Bagi dunia pendidikan, perkembangan teknologi bisa menjadi peluang maupun ancaman. Para pendidik mesti punya siasat khusus untuk mengendalikan kecanggihan teknologi dalam dunia pendidikan ini. Sebelum teknologi digital masuk ke dunia pendidikan, terkadang siswa masih diwajibkan mencatat. Referensi dari tugas yang diberikan guru biasanya bersumber dari buku-buku pengayaan, sehingga siswa harus rajin membaca. Berbeda setelah era digital ini masuk dalam kehidupan. Siswa jaman now serasa memiliki akses referensi yang tak terbatas. Contohnya ketika siswa diberi tugas untuk mencari sejarah Pangeran Diponegoro. Cukup menggunakan keyword Pangeran Diponegoro, maka akan muncul banyak sekali tulisan tentang Pangeran Diponegoro tersebut. Ini dilakukan dalam hitungan detik. Siswa pun akan tertawa bahagia ketika guru menugaskan mencari contoh tumbuhan langka di dunia, karena siswa bisa mengunduh gambar-gambar tumbuhan langka dan diprint sesuai dengan tugas yang diberikan.

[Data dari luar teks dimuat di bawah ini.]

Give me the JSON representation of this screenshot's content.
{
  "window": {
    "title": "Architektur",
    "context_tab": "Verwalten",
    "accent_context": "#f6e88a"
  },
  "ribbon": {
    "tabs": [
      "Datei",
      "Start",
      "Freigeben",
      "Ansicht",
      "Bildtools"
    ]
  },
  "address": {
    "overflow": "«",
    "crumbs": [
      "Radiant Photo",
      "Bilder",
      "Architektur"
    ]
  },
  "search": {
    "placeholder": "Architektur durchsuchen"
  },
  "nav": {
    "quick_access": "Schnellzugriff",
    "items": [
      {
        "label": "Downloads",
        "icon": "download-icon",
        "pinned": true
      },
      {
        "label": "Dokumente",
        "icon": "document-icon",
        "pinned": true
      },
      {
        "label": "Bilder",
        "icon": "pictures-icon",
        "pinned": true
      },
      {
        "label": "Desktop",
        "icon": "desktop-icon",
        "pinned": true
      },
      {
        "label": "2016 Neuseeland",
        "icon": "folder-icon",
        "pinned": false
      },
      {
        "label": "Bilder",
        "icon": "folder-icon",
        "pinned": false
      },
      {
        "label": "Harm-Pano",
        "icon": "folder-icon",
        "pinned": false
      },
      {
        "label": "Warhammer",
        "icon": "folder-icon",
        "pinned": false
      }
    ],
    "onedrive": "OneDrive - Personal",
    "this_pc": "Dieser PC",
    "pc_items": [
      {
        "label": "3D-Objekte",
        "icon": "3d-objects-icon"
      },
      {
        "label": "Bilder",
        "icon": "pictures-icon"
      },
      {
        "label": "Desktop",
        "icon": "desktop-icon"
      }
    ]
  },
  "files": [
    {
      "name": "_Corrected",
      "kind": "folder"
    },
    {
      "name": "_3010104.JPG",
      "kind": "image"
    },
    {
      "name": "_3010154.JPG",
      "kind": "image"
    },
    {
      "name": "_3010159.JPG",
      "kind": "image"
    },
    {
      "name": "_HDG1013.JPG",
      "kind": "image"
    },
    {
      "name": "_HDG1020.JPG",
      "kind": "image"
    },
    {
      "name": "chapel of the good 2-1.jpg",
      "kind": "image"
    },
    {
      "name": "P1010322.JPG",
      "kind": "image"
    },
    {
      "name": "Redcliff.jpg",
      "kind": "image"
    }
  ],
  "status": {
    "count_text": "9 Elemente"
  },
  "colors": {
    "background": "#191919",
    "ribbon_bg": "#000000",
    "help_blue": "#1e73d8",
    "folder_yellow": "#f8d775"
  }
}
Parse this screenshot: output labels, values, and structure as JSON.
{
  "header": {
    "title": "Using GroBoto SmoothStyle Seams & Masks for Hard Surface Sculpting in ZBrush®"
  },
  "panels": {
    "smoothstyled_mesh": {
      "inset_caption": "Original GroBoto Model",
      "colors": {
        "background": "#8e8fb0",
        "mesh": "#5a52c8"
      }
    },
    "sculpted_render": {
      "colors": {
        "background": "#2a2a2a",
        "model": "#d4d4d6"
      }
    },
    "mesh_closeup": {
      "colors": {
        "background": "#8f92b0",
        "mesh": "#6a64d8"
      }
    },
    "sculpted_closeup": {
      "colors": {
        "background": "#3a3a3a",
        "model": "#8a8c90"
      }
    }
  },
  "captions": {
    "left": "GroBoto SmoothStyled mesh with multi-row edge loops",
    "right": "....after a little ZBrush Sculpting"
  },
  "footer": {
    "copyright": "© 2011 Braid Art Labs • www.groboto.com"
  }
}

Tidak hanya hal-hal tersebut di atas, beberapa tantangan di era digital yang nampak dalam kehidupan sekarang ini menurut Widiati (2017) antara lain adalah:

a.       Renggangnya hubungan dan keakraban berkurang karena berubahnya pola hubungan. Sebelumnya manusia berhubungan dengan manusia lain melalui komunikasi lisan, mengobrol, menulis surat, dll. Di era digital ini, komunikasi hubungan tak mengenal ruang batas dan waktu. Orang Indonesia bisa menjalin hubungan dengan orang dari luar negeri melalui media sosial.

b.      Berkurangnya kedekatan emosi dengan orang di sekitarnya merupakan tantangan yang menyebabkan berkurangnya kepekaan, emosi, empati. Orang jaman sekarang akan lebih suka memainkan HP nya entah mengecek media sosialnya atau karena mencari informasi lain daripada mengobrol dengan orang yang duduk di sebelahnya. Sering kita lihat meme-meme yang menyindir bagaimana people in nowdays, ketika ada orang tabrakan, yang pertama dilakukan adalah mengambil HP dan mengabadikan kecelakaan tersebut, bukan menolong orang yang tertimpa kecelakaan.

c.       Kecepatan informasi baru dalam hitungan detik adalah tantangan bagi kesabaran, ketekunan, dan pemahaman terhadap proses. Orang jaman sekarang akan lebih suka bertanya pada google, sebagai mesin pencari yang sangat lengkap dan cepat menjawabnya daripada membaca buku atau bertanya pada orang lain. Demikian pula dengan para siswa. Proses yang cepat ini, harus disertai pemahaman yang benar, agar fungsi digital benar-benar bisa dimanfaatkan untuk kebaikan.

d.      Luasnya jaringan merupakan tantangan bagi antisipasi dan efek tindakan. Luasnya jaringan di era digital tidak terbatas ruang dan waktu, siswa bisa mengakses apapun dengan sangat mudah. Hal ini harus disertai pengendalian diri yang kuat agar tidak mengakses sembarangan.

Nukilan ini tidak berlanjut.